De specifieke beweging van de mens kan worden gedefinieerd als de reeks dynamische, energetische en informatieve gebeurtenissen die samenkomen in de tweebenige afwisselende gang (beweging met progressie) en in de staande positie (beweging zonder progressie). De "statische" is eigenlijk een speciaal geval van lopen, het wordt gekenmerkt door posturale oscillaties, zichtbaar en meetbaar door het "stabilometrische onderzoek, overeenkomend met ritmische bewegingen op de transversale en frontale vlakken. Als beweging zonder progressie omvat de staande positie de" remming van beweging met de relatieve extra vertragende spierinterventie. Het is daarom vanuit energieoogpunt moeilijker en duurder dan normale voortbeweging: de mens is gemaakt om te lopen (op natuurlijke grond).
Houding moet daarom worden gedefinieerd binnen een dynamisch concept: Houding is de "gepersonaliseerde aanpassing van elk individu aan de" fysieke, psychische en emotionele omgeving. Met andere woorden "het is de manier waarop we reageren op zwaartekracht en communiceren " (Morosini, 2003).
"Kunstmatig" leven
- De culturele factor kan inwerken op de normale houdingsfysiologie door de omgevingsinformatie te veranderen, waardoor het normale evolutieproces wordt verstoord. Habitat en levensstijl die steeds meer "kunstmatig" worden, leiden tot houdingsveranderingen bij de "beschaafde" mens die een negatieve invloed hebben op zijn fysieke en mentale gezondheid en zijn schoonheid (Chetta, 2007, 2008).
We hebben gezien hoe de controle van de lumbale lordose, een typisch en exclusief kenmerk van de mens, is een bepalende factor: het maakt het mogelijk om stress te minimaliseren en de biomechanische efficiëntie te optimaliseren door een juiste verdeling van belastingen en functies tussen fascia en spieren. Twee factoren hebben er een bijzondere invloed op, dan in het algemeen houding: stuitligging en occlusale ondersteuning.
Andere artikelen over "Onderste ledematen en lichaamsbeweging"

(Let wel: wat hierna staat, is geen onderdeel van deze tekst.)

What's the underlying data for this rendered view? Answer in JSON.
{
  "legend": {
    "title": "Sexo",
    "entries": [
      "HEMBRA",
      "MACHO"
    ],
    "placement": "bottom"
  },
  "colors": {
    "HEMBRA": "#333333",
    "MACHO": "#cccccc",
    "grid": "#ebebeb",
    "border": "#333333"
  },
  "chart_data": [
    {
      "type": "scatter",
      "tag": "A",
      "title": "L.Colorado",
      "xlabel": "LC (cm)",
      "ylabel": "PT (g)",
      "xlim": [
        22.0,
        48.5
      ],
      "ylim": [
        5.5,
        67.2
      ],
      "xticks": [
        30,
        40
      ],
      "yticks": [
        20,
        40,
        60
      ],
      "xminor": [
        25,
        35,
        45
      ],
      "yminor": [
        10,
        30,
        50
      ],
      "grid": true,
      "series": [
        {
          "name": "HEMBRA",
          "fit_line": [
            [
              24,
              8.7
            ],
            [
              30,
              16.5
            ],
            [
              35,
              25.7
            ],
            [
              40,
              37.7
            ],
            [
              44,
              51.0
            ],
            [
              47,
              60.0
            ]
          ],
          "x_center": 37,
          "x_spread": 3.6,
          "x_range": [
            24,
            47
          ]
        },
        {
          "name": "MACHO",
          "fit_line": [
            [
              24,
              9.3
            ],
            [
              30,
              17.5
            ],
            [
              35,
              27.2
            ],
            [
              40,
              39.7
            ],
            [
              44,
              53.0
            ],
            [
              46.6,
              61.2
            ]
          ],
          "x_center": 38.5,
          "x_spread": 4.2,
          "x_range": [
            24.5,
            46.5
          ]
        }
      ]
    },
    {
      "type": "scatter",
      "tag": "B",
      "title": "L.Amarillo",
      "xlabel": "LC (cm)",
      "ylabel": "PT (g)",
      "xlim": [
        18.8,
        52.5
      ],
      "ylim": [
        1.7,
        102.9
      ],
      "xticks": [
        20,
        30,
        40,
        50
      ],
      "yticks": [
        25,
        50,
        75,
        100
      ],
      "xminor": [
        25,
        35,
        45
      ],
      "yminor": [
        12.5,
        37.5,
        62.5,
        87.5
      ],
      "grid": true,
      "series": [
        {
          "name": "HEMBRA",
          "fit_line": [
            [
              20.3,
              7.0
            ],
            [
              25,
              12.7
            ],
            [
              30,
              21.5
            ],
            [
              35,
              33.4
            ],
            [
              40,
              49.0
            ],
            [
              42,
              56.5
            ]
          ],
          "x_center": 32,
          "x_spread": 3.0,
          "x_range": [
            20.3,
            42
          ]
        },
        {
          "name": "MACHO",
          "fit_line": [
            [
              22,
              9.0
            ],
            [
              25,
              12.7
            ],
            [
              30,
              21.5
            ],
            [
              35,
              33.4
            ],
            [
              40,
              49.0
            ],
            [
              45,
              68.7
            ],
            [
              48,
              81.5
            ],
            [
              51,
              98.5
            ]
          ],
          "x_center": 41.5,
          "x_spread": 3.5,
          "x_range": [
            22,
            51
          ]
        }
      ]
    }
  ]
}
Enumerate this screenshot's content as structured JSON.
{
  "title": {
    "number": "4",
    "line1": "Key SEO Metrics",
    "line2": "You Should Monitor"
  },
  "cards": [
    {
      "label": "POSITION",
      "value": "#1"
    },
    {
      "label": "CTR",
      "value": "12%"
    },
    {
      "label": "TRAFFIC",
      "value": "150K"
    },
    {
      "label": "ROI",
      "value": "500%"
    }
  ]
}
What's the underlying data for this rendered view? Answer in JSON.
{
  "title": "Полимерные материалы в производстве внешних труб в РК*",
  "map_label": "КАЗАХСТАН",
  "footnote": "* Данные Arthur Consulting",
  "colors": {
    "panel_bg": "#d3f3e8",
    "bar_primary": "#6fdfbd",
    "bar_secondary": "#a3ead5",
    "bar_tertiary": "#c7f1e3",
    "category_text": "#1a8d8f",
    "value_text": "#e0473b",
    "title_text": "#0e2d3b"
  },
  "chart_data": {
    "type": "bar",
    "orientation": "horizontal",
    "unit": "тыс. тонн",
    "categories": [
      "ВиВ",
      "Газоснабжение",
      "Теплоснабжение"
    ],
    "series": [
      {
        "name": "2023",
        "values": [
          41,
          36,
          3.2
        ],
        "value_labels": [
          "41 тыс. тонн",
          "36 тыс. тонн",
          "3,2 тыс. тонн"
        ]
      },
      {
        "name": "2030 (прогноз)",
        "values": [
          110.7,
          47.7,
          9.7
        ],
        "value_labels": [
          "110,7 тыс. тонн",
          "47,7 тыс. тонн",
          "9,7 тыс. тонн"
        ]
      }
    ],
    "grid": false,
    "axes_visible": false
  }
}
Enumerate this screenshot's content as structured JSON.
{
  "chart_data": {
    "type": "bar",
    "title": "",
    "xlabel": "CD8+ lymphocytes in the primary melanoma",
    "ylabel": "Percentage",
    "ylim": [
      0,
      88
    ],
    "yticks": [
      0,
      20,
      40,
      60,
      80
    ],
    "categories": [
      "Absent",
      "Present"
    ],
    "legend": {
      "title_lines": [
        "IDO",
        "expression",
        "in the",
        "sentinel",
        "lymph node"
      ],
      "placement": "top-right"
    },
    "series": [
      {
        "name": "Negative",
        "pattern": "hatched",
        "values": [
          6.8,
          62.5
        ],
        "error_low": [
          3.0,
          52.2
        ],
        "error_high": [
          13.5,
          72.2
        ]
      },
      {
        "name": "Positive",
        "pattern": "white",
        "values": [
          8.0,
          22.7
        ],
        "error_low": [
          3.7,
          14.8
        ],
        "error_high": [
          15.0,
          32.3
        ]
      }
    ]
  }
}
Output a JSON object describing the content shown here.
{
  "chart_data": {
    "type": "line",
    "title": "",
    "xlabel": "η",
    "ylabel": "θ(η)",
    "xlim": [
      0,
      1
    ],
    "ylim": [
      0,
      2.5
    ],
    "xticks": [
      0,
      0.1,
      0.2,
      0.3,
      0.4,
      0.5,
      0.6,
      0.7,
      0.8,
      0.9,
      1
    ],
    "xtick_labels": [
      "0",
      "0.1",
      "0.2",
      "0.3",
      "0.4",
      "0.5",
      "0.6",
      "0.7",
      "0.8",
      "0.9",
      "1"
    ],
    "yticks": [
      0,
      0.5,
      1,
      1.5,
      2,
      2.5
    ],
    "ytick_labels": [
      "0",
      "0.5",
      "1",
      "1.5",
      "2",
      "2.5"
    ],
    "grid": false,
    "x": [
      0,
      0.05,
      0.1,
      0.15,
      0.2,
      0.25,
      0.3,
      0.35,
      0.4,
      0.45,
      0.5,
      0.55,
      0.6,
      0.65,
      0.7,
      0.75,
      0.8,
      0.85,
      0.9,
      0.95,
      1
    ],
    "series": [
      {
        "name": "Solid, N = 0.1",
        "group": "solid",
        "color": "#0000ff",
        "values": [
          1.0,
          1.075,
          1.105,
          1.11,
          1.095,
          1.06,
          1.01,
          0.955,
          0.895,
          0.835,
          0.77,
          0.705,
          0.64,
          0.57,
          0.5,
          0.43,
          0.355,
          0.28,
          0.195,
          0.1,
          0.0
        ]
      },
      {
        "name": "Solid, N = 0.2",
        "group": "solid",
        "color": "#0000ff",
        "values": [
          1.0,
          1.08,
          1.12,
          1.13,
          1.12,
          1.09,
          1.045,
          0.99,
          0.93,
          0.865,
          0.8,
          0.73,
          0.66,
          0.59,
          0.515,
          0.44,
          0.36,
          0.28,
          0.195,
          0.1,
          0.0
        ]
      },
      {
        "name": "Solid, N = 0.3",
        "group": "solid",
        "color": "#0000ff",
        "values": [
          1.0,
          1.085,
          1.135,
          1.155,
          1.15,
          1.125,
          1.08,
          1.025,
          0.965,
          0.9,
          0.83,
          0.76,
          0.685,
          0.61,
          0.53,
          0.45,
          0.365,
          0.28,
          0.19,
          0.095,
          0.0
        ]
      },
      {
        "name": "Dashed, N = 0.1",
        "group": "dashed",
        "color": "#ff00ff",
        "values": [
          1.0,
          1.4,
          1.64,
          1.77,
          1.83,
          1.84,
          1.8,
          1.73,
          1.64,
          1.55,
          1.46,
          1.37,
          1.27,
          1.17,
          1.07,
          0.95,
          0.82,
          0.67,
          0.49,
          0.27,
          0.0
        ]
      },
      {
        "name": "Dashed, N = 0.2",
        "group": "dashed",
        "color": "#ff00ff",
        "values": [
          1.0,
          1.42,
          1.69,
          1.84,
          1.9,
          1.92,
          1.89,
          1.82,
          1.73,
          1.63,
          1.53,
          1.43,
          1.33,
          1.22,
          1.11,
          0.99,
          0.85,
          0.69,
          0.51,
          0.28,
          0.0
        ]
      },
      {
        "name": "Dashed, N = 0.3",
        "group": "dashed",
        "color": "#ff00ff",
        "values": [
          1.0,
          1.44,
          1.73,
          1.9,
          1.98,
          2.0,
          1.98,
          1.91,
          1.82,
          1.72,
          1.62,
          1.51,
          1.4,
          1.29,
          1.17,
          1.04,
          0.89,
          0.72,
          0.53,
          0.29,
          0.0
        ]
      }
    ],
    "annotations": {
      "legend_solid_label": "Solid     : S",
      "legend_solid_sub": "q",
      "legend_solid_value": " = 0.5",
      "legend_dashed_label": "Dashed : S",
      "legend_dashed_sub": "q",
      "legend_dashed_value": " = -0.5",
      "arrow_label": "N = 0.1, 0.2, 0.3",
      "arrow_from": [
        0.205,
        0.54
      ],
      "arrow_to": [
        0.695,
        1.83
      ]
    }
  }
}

- Tensegrity en spiraalvormige bewegingen
- Extracellulaire matrix
- Collageen en elastine, collageenvezels in de extracellulaire matrix
- Fibronectine, Glucosaminoglycanen en Proteoglycanen
- Belang van de extracellulaire matrix in cellulaire evenwichten
- Veranderingen van de extracellulaire matrix en pathologieën
- Bindweefsel en extracellulaire matrix
- Diepe fascia - Bindweefsel
- Fasciale mechanoreceptoren en myofibroblasten
- Diepe fascia biomechanica
- Houding en dynamisch evenwicht
- Stuitligging en stomatognatisch apparaat
- Klinische gevallen, houdingsveranderingen
- Klinische gevallen, houding
- Posturale evaluatie - Klinische casus
- Bibliografie - Van de extracellulaire matrix tot houding. Is het verbindingssysteem onze ware Deus ex machina?